Revaluation of Assets and Liabilities on Retirement of a Partner :

Before a partner retires, all the assets and liabilities of the firm are revalued as in the case of admission of a partner. Any profit or loss resulting from such revaluation is transferred to all the partners’ capital accounts in their profit sharing ratio. A Revaluation Account or Profit and Loss Adjustment Account is opened which is debited for all decrease in the book values of assets and all increases in liabilities and is credited for all increases in the values of assets and all decreases in liabilities. The balance is transferred to the capital accounts of all the partners.

If adjustments have to be made for profit or loss on revaluation without altering the values of assets and liabilities, a Memorandum Revaluation Account is opened. In this case, besides the entries required for recording the profit or loss on revaluation of assets and liabilities some additional entries are necessary.

These additional entries are made by reversing the original entries. The profit or loss disclosed by the original entries is transferred to all partners’ capital accounts in the old ratio, but the profit or loss disclosed by the reversed entries is transferred to remaining partners’ capital accounts in the new ratio. Hence, revaluation account under this method is called memorandum revaluation account.

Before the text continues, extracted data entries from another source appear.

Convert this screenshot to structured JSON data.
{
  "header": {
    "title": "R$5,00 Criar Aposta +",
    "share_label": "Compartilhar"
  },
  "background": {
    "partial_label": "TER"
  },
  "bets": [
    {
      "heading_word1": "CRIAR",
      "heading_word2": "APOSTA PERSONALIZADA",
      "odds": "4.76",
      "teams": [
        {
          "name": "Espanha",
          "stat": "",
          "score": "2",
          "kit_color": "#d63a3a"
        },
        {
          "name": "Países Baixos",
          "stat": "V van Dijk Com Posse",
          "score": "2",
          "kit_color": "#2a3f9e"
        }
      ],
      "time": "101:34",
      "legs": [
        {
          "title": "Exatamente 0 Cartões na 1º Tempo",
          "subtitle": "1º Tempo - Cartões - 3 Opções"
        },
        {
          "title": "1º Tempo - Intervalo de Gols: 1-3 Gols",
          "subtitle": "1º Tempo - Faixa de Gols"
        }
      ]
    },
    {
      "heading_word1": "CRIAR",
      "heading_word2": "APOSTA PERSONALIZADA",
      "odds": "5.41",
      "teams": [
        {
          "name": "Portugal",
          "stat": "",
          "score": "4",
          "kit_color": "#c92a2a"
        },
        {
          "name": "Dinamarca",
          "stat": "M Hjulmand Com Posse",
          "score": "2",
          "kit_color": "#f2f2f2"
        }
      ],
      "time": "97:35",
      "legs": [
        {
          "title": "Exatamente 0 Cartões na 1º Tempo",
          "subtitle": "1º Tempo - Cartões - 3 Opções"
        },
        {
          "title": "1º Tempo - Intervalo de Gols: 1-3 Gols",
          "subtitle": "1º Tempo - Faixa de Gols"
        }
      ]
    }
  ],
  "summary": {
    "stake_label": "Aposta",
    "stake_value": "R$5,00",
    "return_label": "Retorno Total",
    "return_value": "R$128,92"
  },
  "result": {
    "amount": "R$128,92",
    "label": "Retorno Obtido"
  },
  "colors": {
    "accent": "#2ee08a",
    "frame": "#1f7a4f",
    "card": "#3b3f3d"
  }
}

If there is a loss on revaluation, first all the partners’ capital accounts are debited and Memorandum Revaluation Account is credited with the amount of such a loss. Then after retirement has taken place, Memorandum Revaluation Account is closed by transfer of the amount to the remaining partners’ capital accounts in the new profit sharing ratio.

Illustration :

A, B and C are partners sharing profits and losses in the ratio of 3:2:1 and on the retirement of C, the various assets and liabilities are revalued as under:

Book Value
Rs.
Revalued Value

Rs.

Plant and machinery 35,000 43,000
Sundry creditors 10,000 9,000
Stock 15,000 13,000

 

Pass journal entries on revaluation of these assets and liabilities.

Solution:

Journal Entries

particulars Rs Rs.
Revaluation Account                                                     Dr. 2,000
                              To Stock 2,000
(Fall in value of stock debited to revaluation account)
Plant and machinery A/c                                              Dr. 8,000
 Sundry creditors                                                             Dr. 1,000
                          To Revaluation A/c 9,000
(Gain on revaluation of plant and machinery and sundry creditors credited to revaluation account)
Revaluation Account                                                     Dr. 7,000
                          To A’s Capital A/c 3,500
                          To B’s Capital A/c 2,333
                          To C’s Capital A/c 1,167
(Revaluation profit transferred to all partners in the old profit sharing ratio.)